Depuis cet épisode, le flot de ses recherches, mêlé à celui de ses pensées, n’a cessé de conduire l’homme « qui refuse la facilité » vers un art de tous les possibles, dont il se plaît à réinventer les codes à son rythme et à sa façon, parallèlement à son métier de professeur d’histoire de l’art et de l’architecture à l’ALBA. Pour ce faire, tantôt il emprunte à l’architecture de ses études, comme par exemple sur All That Is Solid Melts into Air, une acrylique murale à travers laquelle Chakar interrogeait la suprématie d’une carte, dans le cadre d’abord du Hamra Street Project instigué par Ashkal alwan en 2000, puis, dans d’autres dimensions, au sein de son exposition solo « Becoming Two » au Beirut Art Center en 2017.

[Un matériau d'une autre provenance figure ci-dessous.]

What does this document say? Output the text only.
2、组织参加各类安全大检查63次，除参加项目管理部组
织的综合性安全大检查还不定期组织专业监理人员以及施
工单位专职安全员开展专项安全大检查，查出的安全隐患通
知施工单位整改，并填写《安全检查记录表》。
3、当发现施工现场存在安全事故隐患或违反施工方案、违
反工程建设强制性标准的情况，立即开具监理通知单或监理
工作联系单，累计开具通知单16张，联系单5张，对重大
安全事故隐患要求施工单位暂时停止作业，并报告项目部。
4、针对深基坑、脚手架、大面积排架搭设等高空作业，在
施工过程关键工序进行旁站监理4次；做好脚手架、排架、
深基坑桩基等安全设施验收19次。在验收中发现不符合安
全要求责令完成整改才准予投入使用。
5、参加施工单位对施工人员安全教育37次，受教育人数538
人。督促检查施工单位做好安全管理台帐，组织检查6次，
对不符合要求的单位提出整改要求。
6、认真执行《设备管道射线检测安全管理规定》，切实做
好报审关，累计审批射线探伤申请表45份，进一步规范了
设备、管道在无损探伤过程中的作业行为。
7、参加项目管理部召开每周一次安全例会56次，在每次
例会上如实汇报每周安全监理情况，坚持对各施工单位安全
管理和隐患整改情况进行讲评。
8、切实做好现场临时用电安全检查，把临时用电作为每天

Tantôt il use des mots, et plus particulièrement de l’oral, pour ses performance-talks, tel The Eighth Day où il tissait à la Biennale de Liverpool en 2008 des similitudes entre la notion de trou noir et celle de la guerre de 2006, « par le fait même que ces deux évènements se mesurent de par l’effet qu’ils ont sur les choses qui les entourent ». Tantôt, aussi, il arrive à Tony Chakar de simplement proposer une réflexion sur le monde et sur les changements qui le trament en puisant dans la théologie en particulier. « À travers mon installation Of Other Worlds that Are in this One, j’ai voulu plancher sur la manière dont on regarde le monde qui a été définie par l’époque de la Renaissance, une projection d’images sur un plan qui fait

semblant d’exister et qui contraste, par exemple, avec toute l’imagerie des icônes religieuses qui, au contraire, joue sur les surfaces plutôt que la profondeur », explique-t-il en détaillant les nuances de ce travail.

Comme autant de facettes qui font finalement de Tony Chakar, par-delà son art, un raconteur d’histoires hors pair, qui préfère, comme les grands auteurs, se mettre dans l’ombre et laisser son œuvre parler pour lui…


5 mai 1968

Naissance à Beyrouth.

Février 1977

Son père est tué par un sniper.

1992

Première fois qu’il écoute « Smells Like Teen Spirit » à la radio dans une voiture.

1996

Son premier article publié dans « Mulhaq an-Nahar. »

1999

Sa première intervention dans un espace public, « A Retroactive Monument for a Chimerical City » (avec Ashkal alwan).

2017

Son premier solo show, « On Becoming Two », au Beirut Art Center

2018

Après de longues années de refus de vendre ses œuvres, vente d’une première pièce au Van Abbemuseum aux Pays-Bas.